Though the state avoided the dreaded Plan B budget when state workers approved a labor concessions package last week, the state judicial branch is moving forward with a plan to save $3 million by closing the facility.
The dilapidated jail at 239 Whalley Ave. houses an average of 20 to 24 kids. Those kids will be sent to Bridgeport’s facility. The adjacent juvenile courthouse and adult jail will remain open, according to the plan.
Workers will keep their jobs, which will be consolidated at the Hartford and Bridgeport jails. But New Haven families will now have to travel to Bridgeport to visit their kids, which will cause a strain on families, pointed out New Haven state Rep. Gary Holder-Winfield.
“You don’t want to move them away from the supports that they know,” said Holder-Winfield.

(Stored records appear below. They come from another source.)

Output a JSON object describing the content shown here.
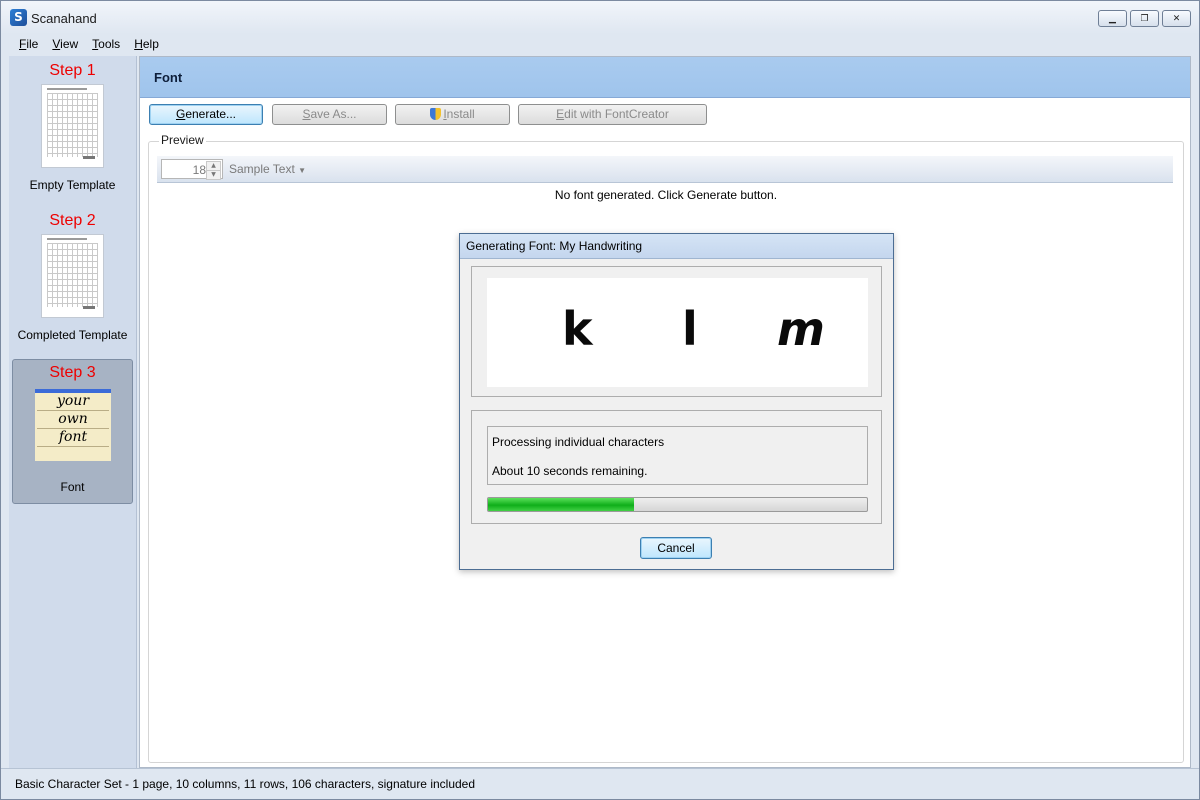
{
  "window": {
    "title": "Scanahand",
    "logo_letter": "S",
    "controls": {
      "minimize": "▁",
      "restore": "❐",
      "close": "✕"
    }
  },
  "menu": [
    {
      "accel": "F",
      "rest": "ile"
    },
    {
      "accel": "V",
      "rest": "iew"
    },
    {
      "accel": "T",
      "rest": "ools"
    },
    {
      "accel": "H",
      "rest": "elp"
    }
  ],
  "sidebar": {
    "steps": [
      {
        "label": "Step 1",
        "caption": "Empty Template"
      },
      {
        "label": "Step 2",
        "caption": "Completed Template"
      },
      {
        "label": "Step 3",
        "caption": "Font",
        "thumb_words": [
          "your",
          "own",
          "font"
        ]
      }
    ]
  },
  "page": {
    "title": "Font",
    "toolbar": {
      "generate": {
        "accel": "G",
        "rest": "enerate..."
      },
      "save_as": {
        "accel": "S",
        "rest": "ave As..."
      },
      "install": {
        "accel": "I",
        "rest": "nstall"
      },
      "edit": {
        "accel": "E",
        "rest": "dit with FontCreator"
      }
    },
    "preview": {
      "label": "Preview",
      "size": "18",
      "sample_text": "Sample Text",
      "message": "No font generated. Click Generate button."
    }
  },
  "dialog": {
    "title": "Generating Font: My Handwriting",
    "glyphs": [
      "k",
      "l",
      "m"
    ],
    "status": "Processing individual characters",
    "remaining": "About 10 seconds remaining.",
    "progress_fraction": 0.385,
    "cancel_label": "Cancel"
  },
  "statusbar": {
    "text": "Basic Character Set - 1 page, 10 columns, 11 rows, 106 characters, signature included"
  },
  "colors": {
    "step_label": "#e00000",
    "header_bg": "#a9cbef",
    "progress": "#0fae1a"
  }
}
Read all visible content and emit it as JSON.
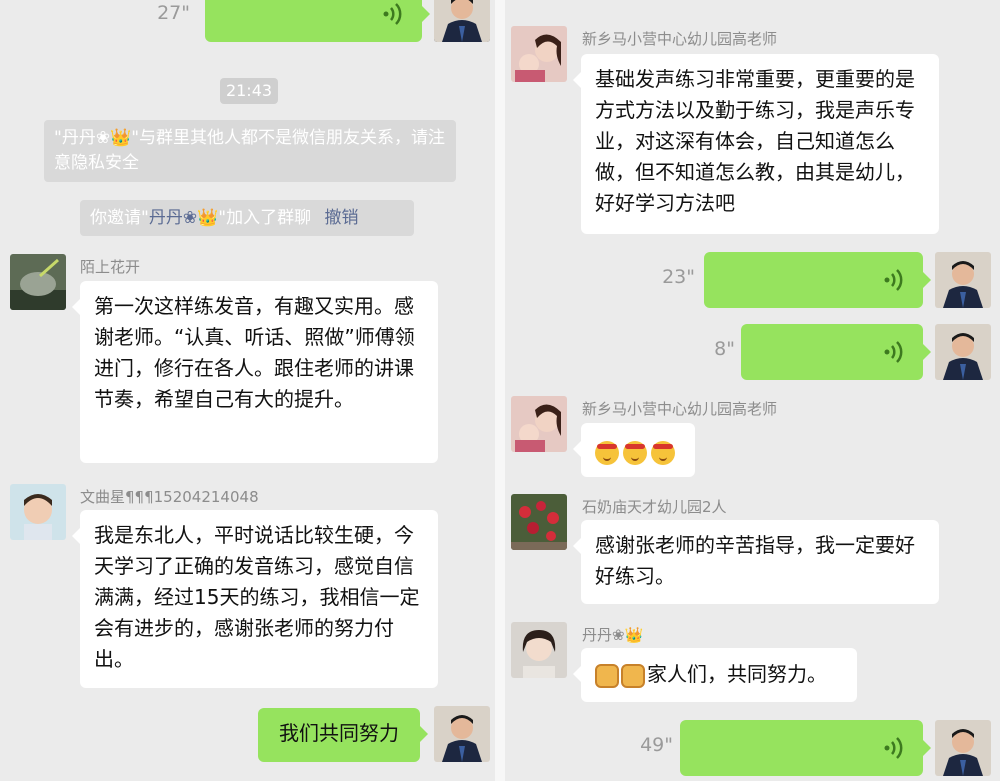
{
  "left": {
    "top_voice": {
      "duration": "27\""
    },
    "time": "21:43",
    "notice": {
      "text": "\"丹丹❀👑\"与群里其他人都不是微信朋友关系，请注意隐私安全"
    },
    "invite": {
      "prefix": "你邀请\"",
      "name": "丹丹❀👑",
      "suffix": "\"加入了群聊",
      "action": "撤销"
    },
    "messages": [
      {
        "name": "陌上花开",
        "text": "第一次这样练发音，有趣又实用。感谢老师。“认真、听话、照做”师傅领进门，修行在各人。跟住老师的讲课节奏，希望自己有大的提升。"
      },
      {
        "name": "文曲星¶¶¶15204214048",
        "text": "我是东北人，平时说话比较生硬，今天学习了正确的发音练习，感觉自信满满，经过15天的练习，我相信一定会有进步的，感谢张老师的努力付出。"
      }
    ],
    "self_message": {
      "text": "我们共同努力"
    }
  },
  "right": {
    "messages": [
      {
        "name": "新乡马小营中心幼儿园高老师",
        "text": "基础发声练习非常重要，更重要的是方式方法以及勤于练习，我是声乐专业，对这深有体会，自己知道怎么做，但不知道怎么教，由其是幼儿，好好学习方法吧"
      },
      {
        "name": "新乡马小营中心幼儿园高老师",
        "emoji": "😓😓😓"
      },
      {
        "name": "石奶庙天才幼儿园2人",
        "text": "感谢张老师的辛苦指导，我一定要好好练习。"
      },
      {
        "name": "丹丹❀👑",
        "text": "家人们，共同努力。"
      }
    ],
    "voices": [
      {
        "duration": "23\""
      },
      {
        "duration": "8\""
      },
      {
        "duration": "49\""
      }
    ]
  },
  "colors": {
    "self_bubble": "#96e35e",
    "background": "#ebebeb",
    "link": "#5b6b93"
  }
}
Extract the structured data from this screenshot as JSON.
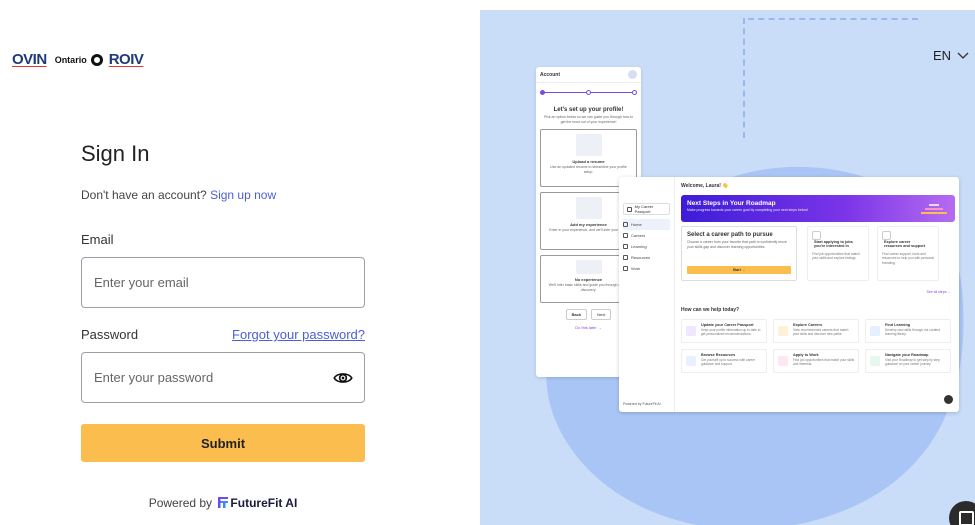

He said taking kids away from their support network exposes them to the risk of becoming a lifelong recidivist and prisoner.
“Making a cut like that is not something you want to do,” Holder-Winfield said. He said “if I had my way, I wouldn’t close it,” but he declined to come out in opposition of the move. He said he recognizes that the state needs the savings.
New Haven state Rep. Pat Dillon struck a similar tone: She said she’s concerned about the impact on families, but she needs more information before deciding whether the closure makes sense.
“I’m concerned about removing young people from their families,” said Dillon. One of the bigger problems with the justice system, she said, is that jails are filled with people who are locked up awaiting trial. Most of the kids at the Whalley Avenue jail are there for pre-trial cases, according to state officials. She said the state needs to think of a way to not just relocate New Haven kids to Bridgeport, but to assess their flight risk and determine if they really need to be locked up.
It’s not clear at this point how much input legislators will have on the judicial cuts. Malloy has increased power to make the cuts without approval by the General Assembly. State legislators, however, have discussed returning to session to hold hearings before the Appropriations Committee on proposed cuts.